A specification like -5 dB at 60 MHz probably means that some device's output or signal gain is 5 dB less than that same device's property at some other frequency. For example, a low pass filter could be rated for - 5dB at 60 MHz with respect to some lower frequency like, say, 1 MHz. Conversely, for a high pass filter, that - 5dB at 60 MHz might be with respect to properties at maybe 500 MHz.
The dual specification of -2dB at 6 MHz and -30 dB at 12 MHz is simply a more specific statement. It provides not just one datum for the device's response, but two.

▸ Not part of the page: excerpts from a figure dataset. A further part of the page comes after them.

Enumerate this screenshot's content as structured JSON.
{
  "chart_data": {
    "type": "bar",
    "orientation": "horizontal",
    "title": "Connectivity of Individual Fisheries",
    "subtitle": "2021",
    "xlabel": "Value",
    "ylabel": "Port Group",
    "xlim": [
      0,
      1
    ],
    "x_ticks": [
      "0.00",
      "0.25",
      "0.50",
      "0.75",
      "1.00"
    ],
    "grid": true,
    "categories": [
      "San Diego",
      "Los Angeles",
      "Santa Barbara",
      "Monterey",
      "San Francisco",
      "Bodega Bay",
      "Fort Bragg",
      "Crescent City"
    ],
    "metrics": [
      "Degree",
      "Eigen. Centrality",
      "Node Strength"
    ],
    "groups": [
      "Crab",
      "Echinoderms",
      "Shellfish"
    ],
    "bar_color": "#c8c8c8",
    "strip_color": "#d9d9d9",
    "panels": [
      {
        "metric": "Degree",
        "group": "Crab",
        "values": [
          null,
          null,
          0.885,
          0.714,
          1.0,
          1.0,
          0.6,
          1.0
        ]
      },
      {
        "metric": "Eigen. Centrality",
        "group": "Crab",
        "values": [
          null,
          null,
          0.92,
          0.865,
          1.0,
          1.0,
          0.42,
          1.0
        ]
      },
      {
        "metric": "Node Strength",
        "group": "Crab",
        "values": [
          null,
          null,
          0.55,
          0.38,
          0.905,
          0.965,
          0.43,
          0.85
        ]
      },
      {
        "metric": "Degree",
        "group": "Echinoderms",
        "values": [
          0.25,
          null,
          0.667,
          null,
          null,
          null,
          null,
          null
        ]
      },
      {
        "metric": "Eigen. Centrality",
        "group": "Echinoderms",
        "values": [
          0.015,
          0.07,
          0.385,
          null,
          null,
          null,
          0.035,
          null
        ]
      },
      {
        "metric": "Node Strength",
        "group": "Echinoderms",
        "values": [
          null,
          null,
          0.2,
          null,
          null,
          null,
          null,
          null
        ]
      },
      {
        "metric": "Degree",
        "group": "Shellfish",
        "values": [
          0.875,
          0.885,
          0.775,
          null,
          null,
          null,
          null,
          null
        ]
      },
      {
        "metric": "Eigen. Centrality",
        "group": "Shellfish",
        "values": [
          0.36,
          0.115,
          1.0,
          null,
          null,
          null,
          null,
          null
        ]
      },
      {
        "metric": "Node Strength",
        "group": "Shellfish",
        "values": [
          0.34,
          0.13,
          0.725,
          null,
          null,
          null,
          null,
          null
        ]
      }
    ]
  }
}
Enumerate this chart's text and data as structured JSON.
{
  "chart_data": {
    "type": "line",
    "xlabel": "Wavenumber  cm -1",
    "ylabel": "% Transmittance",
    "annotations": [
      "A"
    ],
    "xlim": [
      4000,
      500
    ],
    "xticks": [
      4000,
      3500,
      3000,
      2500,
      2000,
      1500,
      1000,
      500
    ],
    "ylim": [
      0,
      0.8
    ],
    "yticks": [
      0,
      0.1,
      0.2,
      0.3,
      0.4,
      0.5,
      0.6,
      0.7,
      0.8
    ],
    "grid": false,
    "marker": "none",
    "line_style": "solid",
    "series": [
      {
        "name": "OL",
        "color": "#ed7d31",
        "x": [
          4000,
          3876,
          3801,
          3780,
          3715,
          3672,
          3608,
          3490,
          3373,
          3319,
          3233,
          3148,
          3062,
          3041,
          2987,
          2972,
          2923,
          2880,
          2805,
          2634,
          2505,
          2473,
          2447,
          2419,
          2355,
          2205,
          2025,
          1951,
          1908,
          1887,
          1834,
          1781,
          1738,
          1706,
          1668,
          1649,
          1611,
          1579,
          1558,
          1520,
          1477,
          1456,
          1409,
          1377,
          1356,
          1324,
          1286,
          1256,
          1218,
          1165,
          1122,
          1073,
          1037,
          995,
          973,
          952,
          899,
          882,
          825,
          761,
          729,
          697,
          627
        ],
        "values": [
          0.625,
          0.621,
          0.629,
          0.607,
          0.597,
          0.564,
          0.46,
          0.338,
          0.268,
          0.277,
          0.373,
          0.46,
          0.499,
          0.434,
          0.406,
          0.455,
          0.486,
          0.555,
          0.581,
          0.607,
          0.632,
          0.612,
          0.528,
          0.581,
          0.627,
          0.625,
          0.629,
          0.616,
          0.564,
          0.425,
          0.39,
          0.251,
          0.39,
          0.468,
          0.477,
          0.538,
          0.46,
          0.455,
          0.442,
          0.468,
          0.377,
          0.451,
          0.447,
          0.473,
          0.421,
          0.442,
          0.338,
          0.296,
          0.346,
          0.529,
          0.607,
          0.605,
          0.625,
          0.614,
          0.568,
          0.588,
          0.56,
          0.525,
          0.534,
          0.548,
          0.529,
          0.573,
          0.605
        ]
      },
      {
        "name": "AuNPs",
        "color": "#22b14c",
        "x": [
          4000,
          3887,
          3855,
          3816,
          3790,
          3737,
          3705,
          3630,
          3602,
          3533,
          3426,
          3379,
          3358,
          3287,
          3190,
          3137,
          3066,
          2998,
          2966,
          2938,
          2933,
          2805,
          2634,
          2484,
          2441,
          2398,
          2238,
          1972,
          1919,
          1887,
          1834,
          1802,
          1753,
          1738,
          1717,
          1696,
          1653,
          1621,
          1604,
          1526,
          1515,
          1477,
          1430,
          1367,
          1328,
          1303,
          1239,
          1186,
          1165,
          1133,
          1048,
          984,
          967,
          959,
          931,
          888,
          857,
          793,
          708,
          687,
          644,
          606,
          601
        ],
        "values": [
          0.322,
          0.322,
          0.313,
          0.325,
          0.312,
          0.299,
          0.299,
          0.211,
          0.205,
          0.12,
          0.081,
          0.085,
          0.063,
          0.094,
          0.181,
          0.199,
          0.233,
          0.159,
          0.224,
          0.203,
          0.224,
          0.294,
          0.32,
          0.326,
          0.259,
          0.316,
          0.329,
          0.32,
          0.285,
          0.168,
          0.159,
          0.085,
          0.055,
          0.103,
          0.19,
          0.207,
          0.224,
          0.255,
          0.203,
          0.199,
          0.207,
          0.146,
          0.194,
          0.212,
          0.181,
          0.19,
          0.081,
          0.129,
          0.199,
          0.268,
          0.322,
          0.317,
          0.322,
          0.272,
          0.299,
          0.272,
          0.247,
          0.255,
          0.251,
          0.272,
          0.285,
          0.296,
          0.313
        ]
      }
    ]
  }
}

The terms "symmetrical and asymmetrical RF inputs" are not familar to me, but perhaps they refer to "balanced and unbalanced RF inputs". In that case, a "balanced" input would be something like a 300 ohm ribbon line which has a balanced or symmetrical structure of its two conductors with respect to ground where an "unbalanced" input would be a coaxial cable input.
As far as such terms possibly being applied to modulated signals, the only thing I can think of that they might pertain is the vestigial sideband modulation used in NSTC television transmission.